Kim realized the enormity of the situation—that she could be left alone to care for herself and her brother with no source of income—when her mother called from the ICU and, between gasps for air, told her to find and use the cash she hid in her wardrobe for emergencies. “I looked in there and it was $300,” Kim says. “I think it hit me then.”
Kim had been optimistic that her mom would recover. And for a time, she did get better. But like many COVID-19 patients, she relapsed suddenly and died on July 14.
“I thought I’d have to give my parents’ eulogies in my 40s or 50s,” Kim says. “To give both of them at the same time, to think I have to live my whole life without my parents here with us, is crazy.”
Read more: One Month Inside a New York Hospital as a Virus Took Hold
A measure of relief is contained in the $900 billion coronavirus relief package finally signed into law on Dec. 27. Unlike the first one approved nine months earlier, this bill includes $2 billion for FEMA, the Federal Emergency Management Agency, to distribute for pandemic-related funeral expenses incurred through Dec. 31, 2020, but as the COVID-19 death toll continues its steady climb, it’s unclear how far the money will stretch. At the median funeral price of $7,640, covering all U.S. deaths would cost more than $2.54 billion.
And then there are the logistics, both for people who must prove loved ones’ deaths were directly related to COVID-19 and for FEMA, which must verify applications. “FEMA has never provided funeral assistance on anything approaching this scale,” an agency spokesperson said after the relief bill was signed. “As such, we are reviewing the legislation and evaluating potential options for implementation.”
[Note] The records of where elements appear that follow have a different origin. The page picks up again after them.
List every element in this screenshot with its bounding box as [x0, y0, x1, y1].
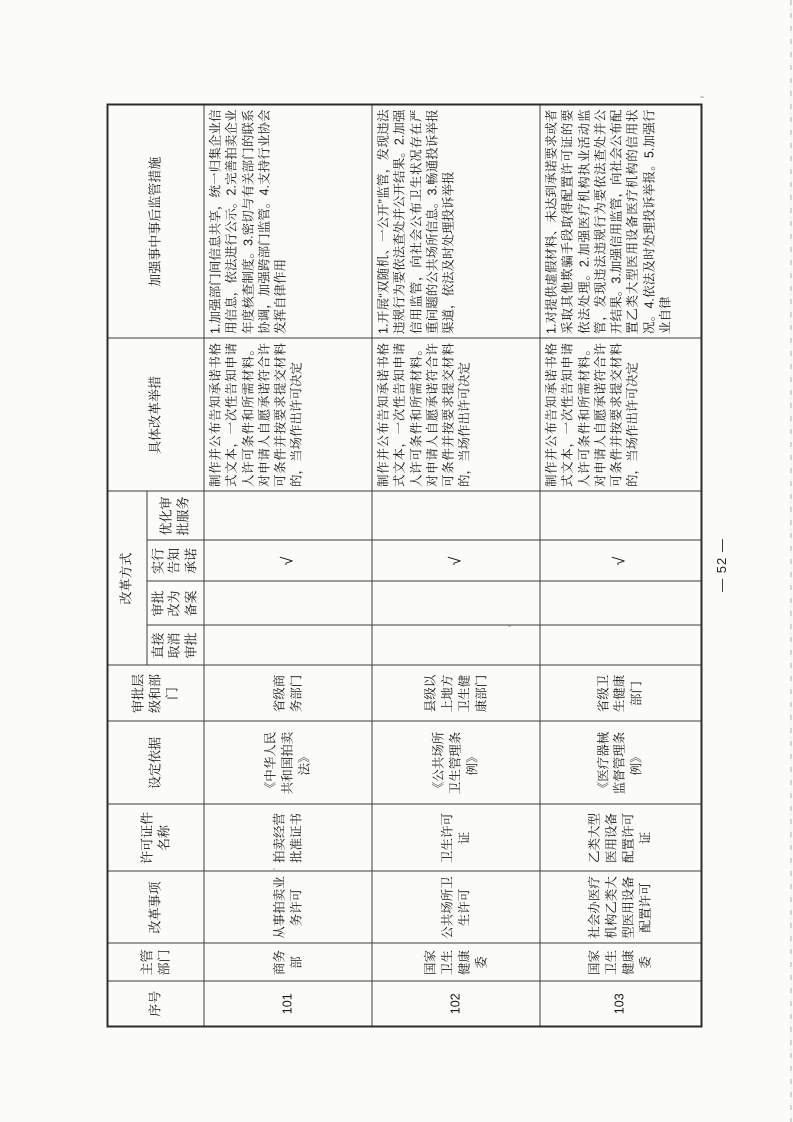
cell-measures: 制作并公布告知承诺书格式文本，一次性告知申请人许可条件和所需材料。对申请人自愿承诺符合许可条件并按要求提交材料的，当场作出许可决定: [204, 338, 372, 491]
cell-method-filing-empty: [204, 582, 372, 626]
cell-method-filing-empty: [372, 582, 540, 626]
cell-method-cancel-empty: [204, 626, 372, 666]
rotated-table-container: [107, 106, 696, 1028]
header-basis: 设定依据: [108, 722, 205, 805]
cell-method-optimize-empty: [204, 491, 372, 540]
cell-serial: 101: [204, 982, 372, 1027]
cell-measures: 制作并公布告知承诺书格式文本，一次性告知申请人许可条件和所需材料。对申请人自愿承诺符合许可条件并按要求提交材料的，当场作出许可决定: [540, 338, 701, 491]
scan-speck: [273, 868, 275, 870]
header-method-commitment: 实行告知承诺: [147, 541, 205, 582]
cell-reform-item: 公共场所卫生许可: [372, 872, 540, 944]
cell-approval-level: 县级以上地方卫生健康部门: [372, 666, 540, 722]
cell-department: 国家卫生健康委: [540, 944, 701, 982]
cell-license-name: 拍卖经营批准证书: [204, 805, 372, 872]
cell-reform-item: 从事拍卖业务许可: [204, 872, 372, 944]
cell-basis: 《医疗器械监督管理条例》: [540, 722, 701, 805]
cell-measures: 制作并公布告知承诺书格式文本，一次性告知申请人许可条件和所需材料。对申请人自愿承诺符合许可条件并按要求提交材料的，当场作出许可决定: [372, 338, 540, 491]
cell-method-optimize-empty: [540, 491, 701, 540]
cell-basis: 《中华人民共和国拍卖法》: [204, 722, 372, 805]
header-method-filing: 审批改为备案: [147, 582, 205, 626]
cell-method-cancel-empty: [372, 626, 540, 666]
cell-supervision: 1.对提供虚假材料、未达到承诺要求或者采取其他欺骗手段取得配置许可证的要依法处理。2.加强医疗机构执业活动监管，发现违法违规行为要依法查处并公开结果。3.加强信用监管，向社会公布配置乙类大型医用设备医疗机构的信用状况。4.依法及时处理投诉举报。5.加强行业自律: [540, 104, 701, 338]
header-method-optimize: 优化审批服务: [147, 491, 205, 540]
cell-method-filing-empty: [540, 582, 701, 626]
checkmark-commitment: √: [540, 541, 701, 582]
cell-serial: 103: [540, 982, 701, 1027]
scan-edge-artifact: [790, 0, 792, 1122]
header-approval-level: 审批层级和部门: [108, 666, 205, 722]
header-reform-method-group: 改革方式: [108, 491, 147, 665]
cell-reform-item: 社会办医疗机构乙类大型医用设备配置许可: [540, 872, 701, 944]
page-number: — 52 —: [714, 538, 729, 592]
header-department: 主管部门: [108, 944, 205, 982]
scan-speck: [700, 96, 704, 98]
header-method-cancel: 直接取消审批: [147, 626, 205, 666]
cell-approval-level: 省级卫生健康部门: [540, 666, 701, 722]
table-row-102: [372, 104, 540, 1026]
header-reform-item: 改革事项: [108, 872, 205, 944]
header-supervision: 加强事中事后监管措施: [108, 104, 205, 338]
cell-license-name: 乙类大型医用设备配置许可证: [540, 805, 701, 872]
cell-serial: 102: [372, 982, 540, 1027]
header-license-name: 许可证件名称: [108, 805, 205, 872]
checkmark-commitment: √: [372, 541, 540, 582]
header-serial: 序号: [108, 982, 205, 1027]
cell-license-name: 卫生许可证: [372, 805, 540, 872]
cell-supervision: 1.开展“双随机、一公开”监管，发现违法违规行为要依法查处并公开结果。2.加强信用监管，向社会公布卫生状况存在严重问题的公共场所信息。3.畅通投诉举报渠道，依法及时处理投诉举报: [372, 104, 540, 338]
cell-method-optimize-empty: [372, 491, 540, 540]
header-measures: 具体改革举措: [108, 338, 205, 491]
cell-approval-level: 省级商务部门: [204, 666, 372, 722]
table-row-103: [540, 104, 701, 1026]
checkmark-commitment: √: [204, 541, 372, 582]
cell-method-cancel-empty: [540, 626, 701, 666]
cell-basis: 《公共场所卫生管理条例》: [372, 722, 540, 805]
scan-speck: [508, 625, 511, 627]
reform-items-table: [107, 103, 703, 1027]
table-row-101: [204, 104, 372, 1026]
cell-department: 商务部: [204, 944, 372, 982]
cell-department: 国家卫生健康委: [372, 944, 540, 982]
cell-supervision: 1.加强部门间信息共享，统一归集企业信用信息，依法进行公示。2.完善拍卖企业年度核查制度。3.密切与有关部门的联系协调，加强跨部门监管。4.支持行业协会发挥自律作用: [204, 104, 372, 338]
Some counties and cities have offered limited assistance, and several charities have stepped in to help, but none were set up to handle the level of need they’re now seeing.
“The phones start ringing around 7 a.m. and we average about 12 families a day,” says Angel Gomez, who founded the nonprofit Operation H.O.P.E. in El Paso, Texas. The organization, which is funded by donations, has helped cover more than $500,000 in funeral costs for more than 500 families since April.
“As the money comes in, the money goes out,” Gomez says. “People are hurting.”
Hinojosa was used to making big financial decisions with his wife, but they hadn’t made end-of-life plans together because, he says in disbelief, “we weren’t supposed to die.”
That’s changed. After Elisa died, and after he was faced with the high cost of burying a loved one, Hinojosa shared his wishes for his own funeral with his grown children.
“Make mine as cheap as possible,” he told them. “Have the preacherman go to the cemetery, and save that money.”